Outro fator seria o humor. Eu não gosto de colocá-lo logo de cara, pois muitas pessoas enxergam memes apenas como conteúdos humorísticos e eu, particularmente, não compactuo dessa perspectiva. Mas, sem dúvidas, o humor é um dos elementos com grande poder de difusão, pois ele atrai as pessoas. O humor tem um alto poder persuasivo e faz com que as pessoas queiram replicar aquilo, passar a piada para frente.
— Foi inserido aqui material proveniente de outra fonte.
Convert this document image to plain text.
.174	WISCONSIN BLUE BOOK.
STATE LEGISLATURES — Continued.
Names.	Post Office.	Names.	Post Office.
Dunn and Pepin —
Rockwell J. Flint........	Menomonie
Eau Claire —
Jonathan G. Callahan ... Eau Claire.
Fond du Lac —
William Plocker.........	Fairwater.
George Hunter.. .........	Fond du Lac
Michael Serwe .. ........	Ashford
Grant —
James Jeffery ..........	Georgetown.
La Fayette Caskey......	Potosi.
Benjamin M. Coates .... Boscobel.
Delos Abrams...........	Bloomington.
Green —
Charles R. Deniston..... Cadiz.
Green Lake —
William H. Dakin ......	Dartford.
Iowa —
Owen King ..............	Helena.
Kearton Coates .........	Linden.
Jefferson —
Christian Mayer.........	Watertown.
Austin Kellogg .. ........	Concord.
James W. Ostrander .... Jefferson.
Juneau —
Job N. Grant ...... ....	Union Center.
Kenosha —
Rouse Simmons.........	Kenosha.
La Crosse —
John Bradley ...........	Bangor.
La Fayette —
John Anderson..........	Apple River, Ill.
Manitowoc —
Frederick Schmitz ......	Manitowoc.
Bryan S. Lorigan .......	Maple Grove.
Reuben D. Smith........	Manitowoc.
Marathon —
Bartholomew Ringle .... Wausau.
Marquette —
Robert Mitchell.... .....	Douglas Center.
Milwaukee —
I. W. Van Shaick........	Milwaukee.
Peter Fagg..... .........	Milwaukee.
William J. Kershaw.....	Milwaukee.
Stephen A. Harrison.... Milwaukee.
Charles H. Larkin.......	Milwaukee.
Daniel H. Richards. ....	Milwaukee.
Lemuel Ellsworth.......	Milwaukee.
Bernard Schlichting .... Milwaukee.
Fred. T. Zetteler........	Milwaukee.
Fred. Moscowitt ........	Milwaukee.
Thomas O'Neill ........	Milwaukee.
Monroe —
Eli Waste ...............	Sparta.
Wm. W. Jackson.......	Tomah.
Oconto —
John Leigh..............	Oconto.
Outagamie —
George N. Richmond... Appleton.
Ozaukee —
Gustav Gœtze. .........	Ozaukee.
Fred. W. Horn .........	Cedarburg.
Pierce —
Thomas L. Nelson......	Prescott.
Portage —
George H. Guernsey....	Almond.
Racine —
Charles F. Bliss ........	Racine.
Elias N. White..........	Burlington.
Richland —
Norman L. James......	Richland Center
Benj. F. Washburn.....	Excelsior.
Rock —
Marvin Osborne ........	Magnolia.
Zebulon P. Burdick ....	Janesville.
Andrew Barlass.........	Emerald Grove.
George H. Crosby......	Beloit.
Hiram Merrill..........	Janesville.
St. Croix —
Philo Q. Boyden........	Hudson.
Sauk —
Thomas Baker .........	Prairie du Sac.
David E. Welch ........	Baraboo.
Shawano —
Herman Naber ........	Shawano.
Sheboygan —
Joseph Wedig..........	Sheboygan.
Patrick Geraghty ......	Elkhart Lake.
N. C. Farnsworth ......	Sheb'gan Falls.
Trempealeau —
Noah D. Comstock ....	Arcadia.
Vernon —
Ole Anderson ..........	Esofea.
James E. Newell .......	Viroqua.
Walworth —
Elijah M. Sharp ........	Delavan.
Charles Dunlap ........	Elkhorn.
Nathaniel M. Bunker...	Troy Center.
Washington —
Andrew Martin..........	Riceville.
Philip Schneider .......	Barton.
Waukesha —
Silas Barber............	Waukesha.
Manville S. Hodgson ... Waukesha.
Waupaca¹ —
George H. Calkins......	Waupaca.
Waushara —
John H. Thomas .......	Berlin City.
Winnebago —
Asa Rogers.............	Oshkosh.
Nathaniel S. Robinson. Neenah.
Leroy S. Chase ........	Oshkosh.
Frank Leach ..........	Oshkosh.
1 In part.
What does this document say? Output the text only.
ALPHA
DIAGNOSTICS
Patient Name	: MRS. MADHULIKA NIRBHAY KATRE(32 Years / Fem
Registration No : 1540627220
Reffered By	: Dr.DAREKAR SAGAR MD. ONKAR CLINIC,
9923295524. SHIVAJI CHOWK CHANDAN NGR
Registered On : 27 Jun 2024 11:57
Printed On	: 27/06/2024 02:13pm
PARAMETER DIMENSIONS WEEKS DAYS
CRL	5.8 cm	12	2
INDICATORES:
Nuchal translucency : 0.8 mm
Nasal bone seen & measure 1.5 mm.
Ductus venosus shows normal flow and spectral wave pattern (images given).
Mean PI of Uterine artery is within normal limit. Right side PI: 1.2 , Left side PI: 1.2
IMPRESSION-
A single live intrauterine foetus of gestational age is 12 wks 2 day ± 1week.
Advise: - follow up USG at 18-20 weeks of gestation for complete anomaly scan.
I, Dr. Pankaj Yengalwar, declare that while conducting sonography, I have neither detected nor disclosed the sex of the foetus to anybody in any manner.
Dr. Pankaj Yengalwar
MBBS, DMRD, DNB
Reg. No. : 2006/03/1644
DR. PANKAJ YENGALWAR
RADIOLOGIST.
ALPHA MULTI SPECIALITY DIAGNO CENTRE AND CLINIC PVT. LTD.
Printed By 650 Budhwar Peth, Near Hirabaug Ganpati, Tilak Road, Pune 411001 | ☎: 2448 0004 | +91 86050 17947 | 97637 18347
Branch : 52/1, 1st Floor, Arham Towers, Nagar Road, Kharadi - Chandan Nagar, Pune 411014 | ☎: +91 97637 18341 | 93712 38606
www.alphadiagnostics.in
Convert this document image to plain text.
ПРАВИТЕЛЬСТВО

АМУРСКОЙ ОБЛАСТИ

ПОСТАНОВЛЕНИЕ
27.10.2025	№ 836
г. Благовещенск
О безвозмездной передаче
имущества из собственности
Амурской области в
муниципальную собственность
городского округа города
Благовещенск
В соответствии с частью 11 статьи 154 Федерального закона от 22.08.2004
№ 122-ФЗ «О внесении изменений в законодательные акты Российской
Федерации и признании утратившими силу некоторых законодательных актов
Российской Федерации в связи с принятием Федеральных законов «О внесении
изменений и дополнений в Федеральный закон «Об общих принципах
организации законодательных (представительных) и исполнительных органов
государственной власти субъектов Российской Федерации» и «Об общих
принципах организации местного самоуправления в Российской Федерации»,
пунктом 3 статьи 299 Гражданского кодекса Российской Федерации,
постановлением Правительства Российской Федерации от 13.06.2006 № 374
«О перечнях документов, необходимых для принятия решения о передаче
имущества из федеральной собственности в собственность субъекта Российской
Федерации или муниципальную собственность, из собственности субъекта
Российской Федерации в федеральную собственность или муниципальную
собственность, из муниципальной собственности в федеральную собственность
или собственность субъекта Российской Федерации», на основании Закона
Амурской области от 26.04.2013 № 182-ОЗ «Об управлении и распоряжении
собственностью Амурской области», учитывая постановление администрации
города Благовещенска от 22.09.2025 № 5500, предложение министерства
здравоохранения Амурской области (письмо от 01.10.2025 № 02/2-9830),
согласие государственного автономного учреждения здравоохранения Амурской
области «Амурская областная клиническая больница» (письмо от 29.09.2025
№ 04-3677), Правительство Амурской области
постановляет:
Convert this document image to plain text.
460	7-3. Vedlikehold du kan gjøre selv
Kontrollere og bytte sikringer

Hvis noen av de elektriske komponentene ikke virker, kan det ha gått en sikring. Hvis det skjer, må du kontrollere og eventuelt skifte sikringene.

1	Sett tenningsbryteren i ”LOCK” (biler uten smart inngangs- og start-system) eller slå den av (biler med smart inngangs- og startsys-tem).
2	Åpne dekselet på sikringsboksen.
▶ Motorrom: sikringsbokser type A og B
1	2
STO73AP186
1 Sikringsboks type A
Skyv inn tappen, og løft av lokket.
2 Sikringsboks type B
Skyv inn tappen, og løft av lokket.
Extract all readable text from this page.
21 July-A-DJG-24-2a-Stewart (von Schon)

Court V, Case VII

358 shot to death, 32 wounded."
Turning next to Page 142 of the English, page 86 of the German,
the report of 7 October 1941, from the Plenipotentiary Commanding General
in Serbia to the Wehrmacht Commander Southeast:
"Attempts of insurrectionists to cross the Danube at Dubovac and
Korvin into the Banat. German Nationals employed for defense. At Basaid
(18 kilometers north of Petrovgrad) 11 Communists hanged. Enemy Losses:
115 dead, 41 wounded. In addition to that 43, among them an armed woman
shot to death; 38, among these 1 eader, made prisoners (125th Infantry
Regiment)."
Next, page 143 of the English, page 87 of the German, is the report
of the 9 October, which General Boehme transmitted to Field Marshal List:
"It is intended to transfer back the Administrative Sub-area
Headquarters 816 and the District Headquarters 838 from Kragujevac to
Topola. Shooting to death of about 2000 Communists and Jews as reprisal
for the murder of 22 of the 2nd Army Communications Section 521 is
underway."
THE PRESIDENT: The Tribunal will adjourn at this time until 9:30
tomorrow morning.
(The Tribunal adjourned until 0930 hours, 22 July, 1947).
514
Por fim, mas não menos importante, é preciso observar o poder das próprias redes, que se caracterizam pela existência de laços firmados a partir de interesses comuns. Sendo assim é normal que as pessoas queiram se engajar, fazer parte de um grupo e por isso compartilhem determinados assuntos em detrimento de outros.

Autores como Berger e Milkman enumeram alguns fatores para o compartilhamento de conteúdos nas redes, são eles: a positividade inspirada (positivity); o teor emocional (provocation); a simplificação e clareza narrativa (packaging); a participação ou interação com o receptor (participation); o prestígio do autor original (prestige); e o tempo e o espaço legados a ele (positioning).

Acho bacanas as características levantadas e entendo que o humor, por si só, responde a pelo menos três destes aspectos (positivity, provocation e packaging). Mas esses são apenas alguns fatores que se circunscrevem nos padrões observados. É preciso ressaltar, no entanto, que não há uma fórmula para isso.

Você acredita que o uso do conteúdo humorístico pode tornar rasa a discussão sobre assuntos de interesse público?
É preciso ter cuidado em relação a uma afirmação premente sobre o assunto, pois os memes são produzidos e compartilhados por pessoas e as pessoas não são uma gama indistinta e acéfala, elas pensam e tem níveis e graus diferentes de instrução, estudo.

Ademais, como eu já disse anteriormente, não entendo os memes como apenas de humor. Por outro lado, reconheço que esses conteúdos são dotados de capacidade sintética, e isso pode contribuir para o pouco aprofundamento de algumas questões, mas entendo que é muito mais o uso que as pessoas fazem desse tipo de conteúdo que vai dizer como a discussão vai se desenvolver.

Na era em que vivemos, com a sociedade cada vez mais polarizada, admito que os memes podem ser utilizados para perpetuar mentiras, preconceitos e tornar a discussão mais rasa, mas é preciso ter cautela para não colocar a responsabilidade sobre os memes. Em minha dissertação, fiz estudo um pouco mais aprofundado sobre a questão do humor na política e esse fenômeno não é algo recente.

Humor e política caminham juntos e o gênero sempre foi utilizado, de forma ambígua. Para além de outras funções que possui – positivas ou negativas no contexto social –, pode ser usado tanto para fazer críticas inteligentes e bem-humoradas, como para reproduzir preconceitos. Fato é que entendo os memes como ferramentas para a interação e defendo que eles ajudam a produzir a formação de opiniões e ideias, fomentando ainda debates, mesmo que essas discussões tenham certa limitação de espaço naquele contexto específico, o que não impede um maior aprofundamento em outras esferas.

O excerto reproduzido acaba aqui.